As hinted above, Brännvall says the game will be an online fantasy RPG in a persistent world and built around co-operative experiences. However, he teases that cooperation will not always rely on players being online at the same time.
“You can play it even while the others are logged off,” he says. “In an MMO, you can schedule your group activities, so you’re going to do this raid or dungeon tonight with a certain group, but you’re [also] going to grind [solo] for [certain items and supplies] in the morning so [you] can share it with the rest of [your] team. I’m really interested in combining those things.
“If you have more spare time than your friends, that’s benefitting everyone because you can show up with drinks or food for everyone and they are really happy that you spent the extra hour playing this so all of [you] can enjoy it. We’re in that space; it’s about travelling around, exploring the world, going on adventures like you would in any fantasy fiction and then combat, fighting evil, gaining loot and treasure. Like you do in most games.”
One last aspect about Wayfinder Games is the studio’s workplace structure. Like so many new companies formed in recent years, Wayfinder is a fully remote studio. In fact, Brännvall and Tjernberg tell us they’re working in “a redecorated wardrobe that [they] turned into an office.” But it also has a more flexible schedule. The core hours are 9am to 12pm, and beyond that it’s up to each individual how they fit the rest of their work into the day.
“We decided early on that we want to be a company that attracts people with families, and there are things that they need to take care of in life,” Tjernberg explains. “We are looking at work-life balance as this thing where previously many gurus were saying you have to separate life and work but we think of it as the opposite – life is life and sometimes you work [and] sometimes you don’t work.
“We’re trying to build a culture where we’re all comfortable blending that a little bit more so that when a sick kid is coughing and you need to help them out, or a crazy kid jumps onto screen, that’s just a Tuesday.”

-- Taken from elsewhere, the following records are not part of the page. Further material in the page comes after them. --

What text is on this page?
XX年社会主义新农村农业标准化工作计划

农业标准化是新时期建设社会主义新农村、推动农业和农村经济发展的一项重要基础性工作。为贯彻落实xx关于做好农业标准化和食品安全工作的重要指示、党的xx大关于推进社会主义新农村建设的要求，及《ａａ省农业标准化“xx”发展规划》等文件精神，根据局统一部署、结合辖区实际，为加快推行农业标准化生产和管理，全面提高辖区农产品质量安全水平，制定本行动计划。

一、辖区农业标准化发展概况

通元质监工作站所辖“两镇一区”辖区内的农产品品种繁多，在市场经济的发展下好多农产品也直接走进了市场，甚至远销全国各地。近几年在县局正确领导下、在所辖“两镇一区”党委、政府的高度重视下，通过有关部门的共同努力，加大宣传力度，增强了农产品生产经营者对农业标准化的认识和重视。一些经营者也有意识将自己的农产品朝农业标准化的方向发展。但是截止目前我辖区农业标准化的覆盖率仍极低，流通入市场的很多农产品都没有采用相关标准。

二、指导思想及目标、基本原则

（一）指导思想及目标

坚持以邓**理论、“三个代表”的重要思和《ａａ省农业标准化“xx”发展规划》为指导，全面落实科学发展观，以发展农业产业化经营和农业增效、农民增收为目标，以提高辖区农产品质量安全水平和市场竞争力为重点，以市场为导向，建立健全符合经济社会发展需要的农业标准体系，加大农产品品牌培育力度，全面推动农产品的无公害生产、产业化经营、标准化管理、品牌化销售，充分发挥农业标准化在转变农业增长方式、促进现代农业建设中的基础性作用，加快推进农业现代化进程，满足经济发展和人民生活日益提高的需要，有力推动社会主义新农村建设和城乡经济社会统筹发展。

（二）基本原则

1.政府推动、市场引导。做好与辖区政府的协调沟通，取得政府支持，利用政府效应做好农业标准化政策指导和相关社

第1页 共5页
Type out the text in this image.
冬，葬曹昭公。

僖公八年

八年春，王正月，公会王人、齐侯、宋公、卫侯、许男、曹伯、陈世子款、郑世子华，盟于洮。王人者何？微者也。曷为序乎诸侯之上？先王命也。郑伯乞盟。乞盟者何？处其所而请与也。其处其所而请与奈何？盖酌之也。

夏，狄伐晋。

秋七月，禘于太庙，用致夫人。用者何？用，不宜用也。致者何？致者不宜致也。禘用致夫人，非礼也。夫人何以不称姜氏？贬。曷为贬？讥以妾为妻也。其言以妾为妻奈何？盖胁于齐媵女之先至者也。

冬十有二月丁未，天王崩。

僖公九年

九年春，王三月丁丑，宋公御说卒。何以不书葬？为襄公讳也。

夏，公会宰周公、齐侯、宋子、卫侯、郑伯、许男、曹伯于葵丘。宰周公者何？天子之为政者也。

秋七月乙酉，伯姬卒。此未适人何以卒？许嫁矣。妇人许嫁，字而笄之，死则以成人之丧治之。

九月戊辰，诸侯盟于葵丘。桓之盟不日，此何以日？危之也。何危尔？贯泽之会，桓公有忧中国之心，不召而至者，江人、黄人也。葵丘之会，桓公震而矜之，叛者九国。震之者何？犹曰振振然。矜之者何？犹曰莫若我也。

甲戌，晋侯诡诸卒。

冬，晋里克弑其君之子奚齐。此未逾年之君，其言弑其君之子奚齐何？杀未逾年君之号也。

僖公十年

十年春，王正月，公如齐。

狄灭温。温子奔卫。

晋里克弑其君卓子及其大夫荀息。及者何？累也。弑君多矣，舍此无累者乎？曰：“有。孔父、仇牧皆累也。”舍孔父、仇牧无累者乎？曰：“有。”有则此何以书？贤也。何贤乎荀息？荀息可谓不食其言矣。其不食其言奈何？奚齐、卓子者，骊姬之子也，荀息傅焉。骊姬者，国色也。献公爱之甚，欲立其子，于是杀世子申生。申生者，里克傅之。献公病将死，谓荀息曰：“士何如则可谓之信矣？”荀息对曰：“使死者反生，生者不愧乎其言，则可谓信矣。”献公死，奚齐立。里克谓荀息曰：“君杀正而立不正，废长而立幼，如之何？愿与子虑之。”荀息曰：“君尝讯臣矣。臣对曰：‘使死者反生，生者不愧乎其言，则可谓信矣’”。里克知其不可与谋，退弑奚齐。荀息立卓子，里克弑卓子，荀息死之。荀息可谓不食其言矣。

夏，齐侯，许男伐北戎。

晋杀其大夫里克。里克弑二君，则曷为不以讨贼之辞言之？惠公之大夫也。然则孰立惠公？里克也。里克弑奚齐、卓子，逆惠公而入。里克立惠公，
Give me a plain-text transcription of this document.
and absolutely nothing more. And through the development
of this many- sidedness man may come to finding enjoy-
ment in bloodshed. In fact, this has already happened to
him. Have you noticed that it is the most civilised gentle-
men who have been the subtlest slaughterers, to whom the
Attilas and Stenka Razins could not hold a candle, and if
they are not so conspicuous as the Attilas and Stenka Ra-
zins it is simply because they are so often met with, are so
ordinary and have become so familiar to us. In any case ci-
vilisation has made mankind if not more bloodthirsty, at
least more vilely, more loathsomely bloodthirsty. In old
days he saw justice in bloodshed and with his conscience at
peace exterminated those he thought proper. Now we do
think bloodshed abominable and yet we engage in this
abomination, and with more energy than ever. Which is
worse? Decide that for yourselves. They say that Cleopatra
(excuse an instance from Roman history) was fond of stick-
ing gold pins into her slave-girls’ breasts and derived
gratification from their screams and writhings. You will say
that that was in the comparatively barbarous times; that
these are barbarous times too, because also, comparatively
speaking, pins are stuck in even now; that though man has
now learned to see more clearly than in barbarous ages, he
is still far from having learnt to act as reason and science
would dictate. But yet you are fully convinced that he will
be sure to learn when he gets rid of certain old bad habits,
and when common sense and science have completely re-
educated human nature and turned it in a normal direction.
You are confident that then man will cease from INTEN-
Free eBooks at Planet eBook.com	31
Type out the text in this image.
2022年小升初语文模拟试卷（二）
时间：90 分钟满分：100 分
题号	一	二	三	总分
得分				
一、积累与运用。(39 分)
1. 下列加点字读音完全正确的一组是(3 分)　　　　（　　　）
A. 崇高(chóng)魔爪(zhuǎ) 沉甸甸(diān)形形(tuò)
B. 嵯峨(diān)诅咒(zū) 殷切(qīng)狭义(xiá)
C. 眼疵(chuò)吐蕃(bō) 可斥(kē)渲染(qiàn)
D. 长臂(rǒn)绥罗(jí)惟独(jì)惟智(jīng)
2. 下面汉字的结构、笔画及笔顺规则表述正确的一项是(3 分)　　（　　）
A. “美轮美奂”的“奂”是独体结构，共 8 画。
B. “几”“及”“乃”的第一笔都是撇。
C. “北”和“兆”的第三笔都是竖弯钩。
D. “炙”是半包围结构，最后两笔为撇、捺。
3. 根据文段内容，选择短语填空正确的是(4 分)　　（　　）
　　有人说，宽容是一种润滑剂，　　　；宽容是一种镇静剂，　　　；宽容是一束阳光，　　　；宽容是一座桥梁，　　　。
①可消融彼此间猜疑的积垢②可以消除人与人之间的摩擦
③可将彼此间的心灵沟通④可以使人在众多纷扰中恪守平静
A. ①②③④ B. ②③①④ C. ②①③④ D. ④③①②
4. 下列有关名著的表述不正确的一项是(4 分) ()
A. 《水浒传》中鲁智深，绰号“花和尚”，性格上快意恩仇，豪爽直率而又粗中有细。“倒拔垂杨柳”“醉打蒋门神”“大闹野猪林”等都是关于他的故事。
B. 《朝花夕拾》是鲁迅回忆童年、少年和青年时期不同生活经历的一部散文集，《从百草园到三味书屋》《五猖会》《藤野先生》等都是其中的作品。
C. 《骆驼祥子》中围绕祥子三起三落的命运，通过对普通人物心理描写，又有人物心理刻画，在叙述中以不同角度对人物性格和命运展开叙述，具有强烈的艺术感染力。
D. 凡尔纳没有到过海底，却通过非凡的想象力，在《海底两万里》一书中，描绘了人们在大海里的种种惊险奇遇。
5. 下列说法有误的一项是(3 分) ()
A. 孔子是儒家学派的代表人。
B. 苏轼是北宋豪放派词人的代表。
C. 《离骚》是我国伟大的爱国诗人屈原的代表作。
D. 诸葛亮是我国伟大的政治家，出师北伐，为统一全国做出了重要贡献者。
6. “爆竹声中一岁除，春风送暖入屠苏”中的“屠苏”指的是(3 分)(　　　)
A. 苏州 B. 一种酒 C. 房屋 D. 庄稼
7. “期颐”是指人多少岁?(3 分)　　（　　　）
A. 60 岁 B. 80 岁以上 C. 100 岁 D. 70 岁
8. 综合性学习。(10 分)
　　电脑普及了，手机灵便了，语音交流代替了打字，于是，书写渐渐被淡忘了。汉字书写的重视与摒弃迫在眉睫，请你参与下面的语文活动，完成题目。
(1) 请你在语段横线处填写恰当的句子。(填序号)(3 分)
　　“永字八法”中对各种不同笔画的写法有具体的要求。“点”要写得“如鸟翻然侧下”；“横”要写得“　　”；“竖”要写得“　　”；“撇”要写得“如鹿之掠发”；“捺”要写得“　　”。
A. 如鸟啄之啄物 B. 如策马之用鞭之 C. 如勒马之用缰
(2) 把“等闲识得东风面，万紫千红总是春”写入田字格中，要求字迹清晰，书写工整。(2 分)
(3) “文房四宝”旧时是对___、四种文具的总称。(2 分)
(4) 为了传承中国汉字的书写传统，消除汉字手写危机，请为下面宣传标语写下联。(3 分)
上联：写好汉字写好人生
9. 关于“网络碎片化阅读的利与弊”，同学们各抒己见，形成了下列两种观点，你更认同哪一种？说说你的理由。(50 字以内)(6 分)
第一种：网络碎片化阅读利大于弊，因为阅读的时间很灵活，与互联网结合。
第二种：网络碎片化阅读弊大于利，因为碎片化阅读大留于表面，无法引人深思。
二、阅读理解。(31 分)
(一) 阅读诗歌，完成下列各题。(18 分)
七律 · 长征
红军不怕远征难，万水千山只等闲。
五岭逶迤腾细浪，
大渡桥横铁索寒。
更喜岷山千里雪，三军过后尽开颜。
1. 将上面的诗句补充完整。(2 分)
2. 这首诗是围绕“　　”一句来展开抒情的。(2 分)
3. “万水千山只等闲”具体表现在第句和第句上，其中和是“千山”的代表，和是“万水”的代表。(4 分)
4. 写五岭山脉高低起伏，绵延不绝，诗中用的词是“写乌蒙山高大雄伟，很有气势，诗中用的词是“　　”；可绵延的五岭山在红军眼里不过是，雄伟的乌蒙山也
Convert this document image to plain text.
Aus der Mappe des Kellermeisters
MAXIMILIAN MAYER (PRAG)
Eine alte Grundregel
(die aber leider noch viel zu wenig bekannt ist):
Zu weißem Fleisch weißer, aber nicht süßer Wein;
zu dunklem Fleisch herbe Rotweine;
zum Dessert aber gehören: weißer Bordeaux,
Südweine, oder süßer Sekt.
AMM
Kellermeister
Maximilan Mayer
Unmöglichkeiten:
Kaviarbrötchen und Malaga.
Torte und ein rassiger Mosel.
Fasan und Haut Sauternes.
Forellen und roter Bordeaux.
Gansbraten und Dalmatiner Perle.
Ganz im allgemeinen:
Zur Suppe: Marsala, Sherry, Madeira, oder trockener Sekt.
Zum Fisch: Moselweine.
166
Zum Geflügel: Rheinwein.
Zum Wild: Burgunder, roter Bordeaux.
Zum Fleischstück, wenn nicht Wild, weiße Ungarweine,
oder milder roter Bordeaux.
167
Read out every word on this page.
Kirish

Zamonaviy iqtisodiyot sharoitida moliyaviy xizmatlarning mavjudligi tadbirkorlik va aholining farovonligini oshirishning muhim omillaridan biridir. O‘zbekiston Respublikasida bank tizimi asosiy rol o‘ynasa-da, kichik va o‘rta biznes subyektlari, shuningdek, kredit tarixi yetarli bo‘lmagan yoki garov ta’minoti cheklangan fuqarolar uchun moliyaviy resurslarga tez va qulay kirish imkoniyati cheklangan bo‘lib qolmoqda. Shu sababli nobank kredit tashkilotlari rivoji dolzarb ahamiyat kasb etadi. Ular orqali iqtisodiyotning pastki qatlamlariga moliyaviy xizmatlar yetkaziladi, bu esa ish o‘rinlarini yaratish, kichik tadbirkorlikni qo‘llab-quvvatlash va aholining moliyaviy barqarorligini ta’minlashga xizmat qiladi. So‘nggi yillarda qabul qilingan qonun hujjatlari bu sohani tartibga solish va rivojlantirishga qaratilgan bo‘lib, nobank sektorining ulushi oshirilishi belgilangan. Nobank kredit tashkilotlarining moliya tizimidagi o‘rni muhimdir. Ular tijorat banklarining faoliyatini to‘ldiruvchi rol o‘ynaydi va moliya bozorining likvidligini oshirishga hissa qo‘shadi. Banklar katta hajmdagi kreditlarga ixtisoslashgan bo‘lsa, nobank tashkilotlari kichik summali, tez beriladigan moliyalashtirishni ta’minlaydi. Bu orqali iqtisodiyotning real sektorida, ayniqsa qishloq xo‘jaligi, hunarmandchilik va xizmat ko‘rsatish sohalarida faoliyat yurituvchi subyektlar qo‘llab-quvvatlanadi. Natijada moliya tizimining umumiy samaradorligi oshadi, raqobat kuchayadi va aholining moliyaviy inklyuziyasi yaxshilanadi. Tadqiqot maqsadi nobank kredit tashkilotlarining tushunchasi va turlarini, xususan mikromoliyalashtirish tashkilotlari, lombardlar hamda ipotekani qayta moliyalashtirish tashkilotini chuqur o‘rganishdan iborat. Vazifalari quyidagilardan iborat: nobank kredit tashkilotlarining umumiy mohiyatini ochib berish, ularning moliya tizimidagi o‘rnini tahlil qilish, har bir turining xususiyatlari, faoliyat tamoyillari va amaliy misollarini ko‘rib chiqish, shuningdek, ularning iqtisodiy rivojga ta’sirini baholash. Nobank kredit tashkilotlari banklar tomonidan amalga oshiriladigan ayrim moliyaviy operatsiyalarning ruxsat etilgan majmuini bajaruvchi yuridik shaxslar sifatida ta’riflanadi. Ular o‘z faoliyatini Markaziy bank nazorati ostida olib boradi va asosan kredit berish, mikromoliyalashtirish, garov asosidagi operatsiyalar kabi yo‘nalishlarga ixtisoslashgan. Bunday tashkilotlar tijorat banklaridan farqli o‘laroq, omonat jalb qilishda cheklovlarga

There may come periods where the structure changes slightly – two weeks before a milestone deadline, for example – but Tjerberg remains confident that “if most weeks during the year are flexible afternoons, yet steadfast mornings, that is still an improvement for the overall toll and feeling of fake urgency that a creative project can have on one’s mind.”
“We decided this because as a company we feel we have a responsibility to fight toxic crunch, and we thought ‘let’s take a giant leap here instead of a baby step’,” she adds. “We don’t count hours, but we often encourage each other to not spend more than 30 hours at your desk, because we recognise that a lot of creative work is happening during their free time too. Reading, writing, taking walks, taking a bath, playing golf. We want to recognize those moments as necessary for good work to happen.”